El grupo se convirtió en una telaraña emocional, donde el amor y la ambición se mezclaban con manipulación y resentimiento.
A medida que la popularidad del grupo caía, también lo hacía la vida de algunos de sus miembros.
Luis Font, hermano del fundador, terminó viviendo en la indigencia, cantando en el metro para sobrevivir.
Su historia simbolizó el lado más cruel del espectáculo: el que usa, consume y luego olvida.
En una entrevista, Luis confesó que no recibió regalías y que su propio hermano lo había abandonado.
La imagen de los ídolos de los 90 se derrumbaba ante los ojos del público.
Pese a los intentos por revivir el nombre Locomía, ninguno tuvo éxito.
Nuevas generaciones de artistas intentaron recrear su estética, pero sin el magnetismo del grupo original.
Cada regreso terminaba en disputas, problemas legales o fracasos comerciales.
Era como si una energía oscura impidiera que el nombre renaciera.

El mito de Locomía también está marcado por momentos únicos.

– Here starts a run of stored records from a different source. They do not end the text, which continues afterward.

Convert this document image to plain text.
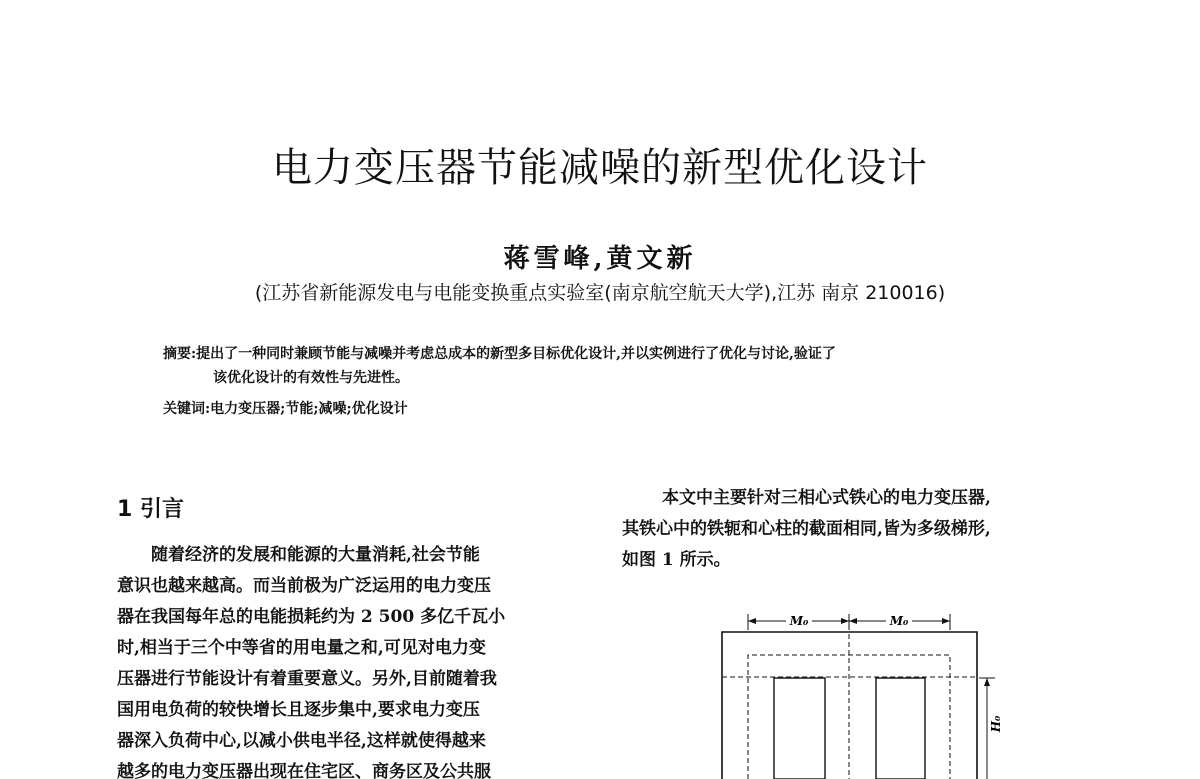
电力变压器节能减噪的新型优化设计
蒋雪峰,黄文新
(江苏省新能源发电与电能变换重点实验室(南京航空航天大学),江苏 南京 210016)
摘要:提出了一种同时兼顾节能与减噪并考虑总成本的新型多目标优化设计,并以实例进行了优化与讨论,验证了
该优化设计的有效性与先进性。
关键词:电力变压器;节能;减噪;优化设计
1 引言

随着经济的发展和能源的大量消耗,社会节能

意识也越来越高。而当前极为广泛运用的电力变压
器在我国每年总的电能损耗约为 2 500 多亿千瓦小
时,相当于三个中等省的用电量之和,可见对电力变
压器进行节能设计有着重要意义。另外,目前随着我
国用电负荷的较快增长且逐步集中,要求电力变压
器深入负荷中心,以减小供电半径,这样就使得越来
越多的电力变压器出现在住宅区、商务区及公共服

本文中主要针对三相心式铁心的电力变压器,

其铁心中的铁轭和心柱的截面相同,皆为多级梯形,
如图 1 所示。
M₀	M₀
H₀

En 1987, antes de alcanzar la fama, fueron invitados a la legendaria fiesta de cumpleaños de Freddie Mercury en Ibiza.
Su presentación improvisada impresionó tanto al vocalista de Queen que este les pidió los zapatos de punta como recuerdo.
También compartieron escenario con David Bowie durante su Glass Spider Tour, consolidando su estatus de íconos de una era en la que la moda y la música se fusionaban como nunca antes.

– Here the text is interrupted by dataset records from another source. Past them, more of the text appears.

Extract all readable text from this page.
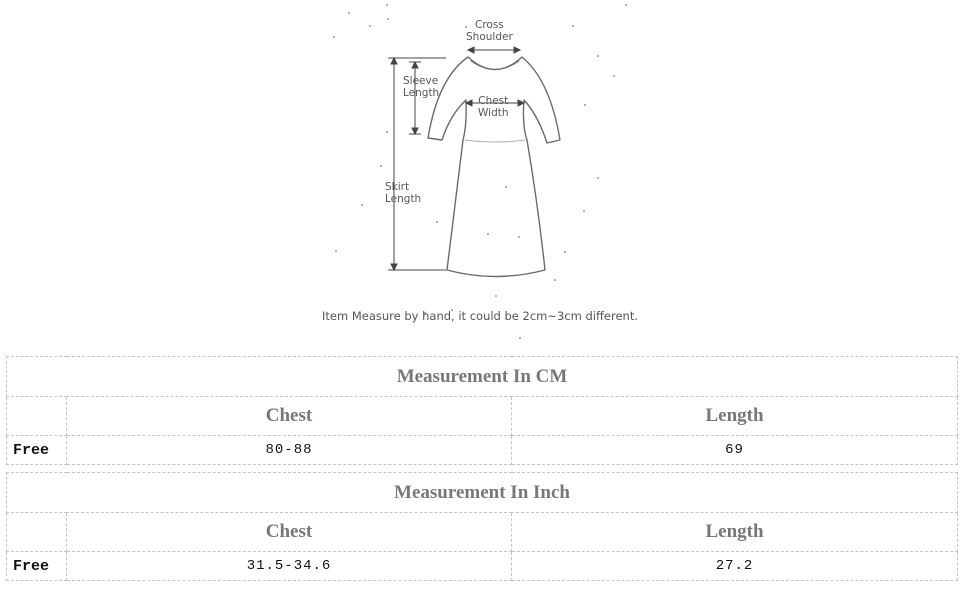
Cross
Shoulder
Sleeve
Length
Chest
Width
Skirt
Length
Item Measure by hand, it could be 2cm~3cm different.
Measurement In CM		
	Chest	Length
Free	80-88	69
Measurement In Inch		
	Chest	Length
Free	31.5-34.6	27.2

Hoy, décadas después, Locomía sigue despertando fascinación y escalofrío.
Su historia combina lo mejor y lo peor del espectáculo: la creatividad sin límites y la ambición sin freno, la belleza del arte y la oscuridad de los excesos.
Fueron pioneros de un estilo que rompió fronteras, pero también víctimas de un sistema que no perdona la diferencia.
Brillaron con fuerza desmedida y se extinguieron con la misma intensidad.
Locomía no fue solo un grupo musical: fue un fenómeno cultural que desafió géneros, estéticas y convenciones.
Pero también fue una advertencia sobre el precio de la fama, el poder del ego y los peligros de ocultar la verdad.
Detrás de los abanicos dorados, los maquillajes brillantes y las coreografías imposibles, quedó una lección imborrable: la gloria y la tragedia pueden bailar al mismo ritmo.